When his body is clean I starts back t'work
on his head
bustin up a mean suds and usin'
my fingas to walk up an down his scalp
'til he let loose a low moan
an his eyes start t'roll 'round in his head.
Afta I rinses an twists alla forest out
I starts back in wit warm sunflower seed oil
only dis time ev'ry finga make its own lil' circle
while both m'hands make bigga ones
an they follows each otha from da stiff tree limbs
in da back a his neck, cross his crown
t'his soft spot while my thumbs dig in
slow an deep where da headaches come on.
I pours da extra oil inta my hans an rub
his neck an shouldas, down t'his ribs
an arms den like a turtle dance
I moves back up again.
I works slow an hard an afta a while
when I gets alla way t'his man sack
he open his eyes an be glad its me.
York's slave wife
A woman who has a good marriage is said to sleep in a good bed.
âAfrican Proverb
After a tin a apricot vine tea
us use the buffalo skin
as the earth
an pile a bunch a quilts
into something like
a handmade sky
an makes us a real
lodge a sweat
If it based on how much
calling on God
come forth
in the dark
what married people do together
on bended knees
once dem work past dey anger
can be holy too.
It do more harm than good
to be enslaved an agree to love forever
when there be folks over us
with even more power than death
to do   us part.
Being another man's property
alls I can promise is
when we in the same quarters
no one will hold you closer
or with more tenderness than me.
If ever I have to choose between
another day a service an death
I will always choose livin'.
Even if Massa sell me down
the Mississippi tomorrow
or pair me up with another woman
to breed
I will only think on what we had
an chase away thoughts
a what we had not.
I aims to see you ev'ry Sunday an Christmas
but if ever I'm away more than two whole
seasons without sending back word,
untie the ribbons from that broom we jump
mourn for me but a little
then set your mind to figuring
on how you gone stay warm
when winter come.
York's slave wife
Somewhere out dere
he learnt t'touch me
like I'm a woman
an not just some woman.
Me.
In our marriage bed
he seem as intrested
in pleasing me as he be
in spillin' hisself.
I knew he come back
changed
when new words
fall out his mouf like
love an freedom
an manhood.
An dere come a look
in his eye
like he own all three
free an clear
an don't need no papers
t'prove it.
But it scare me
'cause I seent dat look
in many a black eye
b'fo white hammas
nailed it shut
o' left it frozen open
an swingin'
t'teach da rest
what anything dat smell
like courage cost.
I have no doubt
he give his life t'stay
wit me
so I don't tell 'im dat Massa
takin' me back
down south.
I just kiss him soft t'sleep
an stare at him long enough
t'call up his face
when I gets old an thankful
he still be breathing
somewhere
when winta come.
Ol' York
Slow by slow we all try on the white man's Jesus
needing something after throwing away Oludumare
an alla gods us come here wit', believing they left us first
but it clear to me dat a faith dat ask a man an his woman
to bow down an serve anotha man an his chil'ren
just 'cause he white, work betta fo' Massa than him slaves.
The old ones say that in Ile-Ife, in the beginning
us danced our faith.
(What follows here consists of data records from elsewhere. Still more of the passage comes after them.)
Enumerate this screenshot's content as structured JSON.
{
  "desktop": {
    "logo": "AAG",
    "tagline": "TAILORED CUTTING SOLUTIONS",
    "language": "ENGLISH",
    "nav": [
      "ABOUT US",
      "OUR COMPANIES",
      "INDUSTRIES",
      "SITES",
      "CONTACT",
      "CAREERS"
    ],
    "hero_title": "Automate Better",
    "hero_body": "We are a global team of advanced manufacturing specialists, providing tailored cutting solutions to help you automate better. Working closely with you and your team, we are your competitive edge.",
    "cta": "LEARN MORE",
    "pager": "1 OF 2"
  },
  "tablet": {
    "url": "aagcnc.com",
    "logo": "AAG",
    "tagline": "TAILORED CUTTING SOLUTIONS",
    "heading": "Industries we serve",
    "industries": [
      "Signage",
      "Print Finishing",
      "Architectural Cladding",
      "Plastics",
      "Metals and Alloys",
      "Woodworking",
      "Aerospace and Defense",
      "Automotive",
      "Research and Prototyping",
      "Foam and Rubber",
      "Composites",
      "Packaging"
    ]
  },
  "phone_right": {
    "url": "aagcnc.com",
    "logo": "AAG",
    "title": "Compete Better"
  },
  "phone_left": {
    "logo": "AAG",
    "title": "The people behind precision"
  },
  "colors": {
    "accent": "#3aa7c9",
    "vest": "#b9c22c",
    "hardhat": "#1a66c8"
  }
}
We didn't sit like rows a corn
to listen to a white man say how good the next life be.
'Legba, the trickster be ev'rywhere in this place
blocking alla roads, forcing us to call on the Orisas
in ones 'n twos or hide them up under angels 'n saints.
1 president's dream
plus 2 captains
almost 3 dozen men
one 15 year old Indian wife
her baby
a slave
plus
one 55 foot keelboat
2 pirogues
176 pounds of gun powder
420 pounds of sheet lead for bullets
not enough whiskey
minus gifts a 12 dozen pocket mirrors
4,600 sewing needles
10 pounds a sewing thread
130 plugs a tobacco
for 'bout 15 miles per day
for 3 years
an over 8,000 miles
equal 2 heros
double pay for all
320 acres a land for the men
1600 acres for the captains
an
nothin' for York.
William Clark
Give (a slave) a bad master and he aspires to a good
master; give him a good master, and he wishes to
become his own master.
âFrederick Douglass
I love my servants as much or more
than my friend Lewis
loved his fine Newfoundland, Seaman.
They have become so much a part of this family
it would grieve me mightily to lose any
or to have to sell them off.
I have had to give the lash to almost all my people
since my return,
as they had developed a most sour attitude
which had begun to affect their work.
Any interruption of work
or challenging of my authority
costs me time and money.
I have never cut off a limb or finger,
starved near to death, cuffed women in irons,
or beat any of my negroes stupid like other men.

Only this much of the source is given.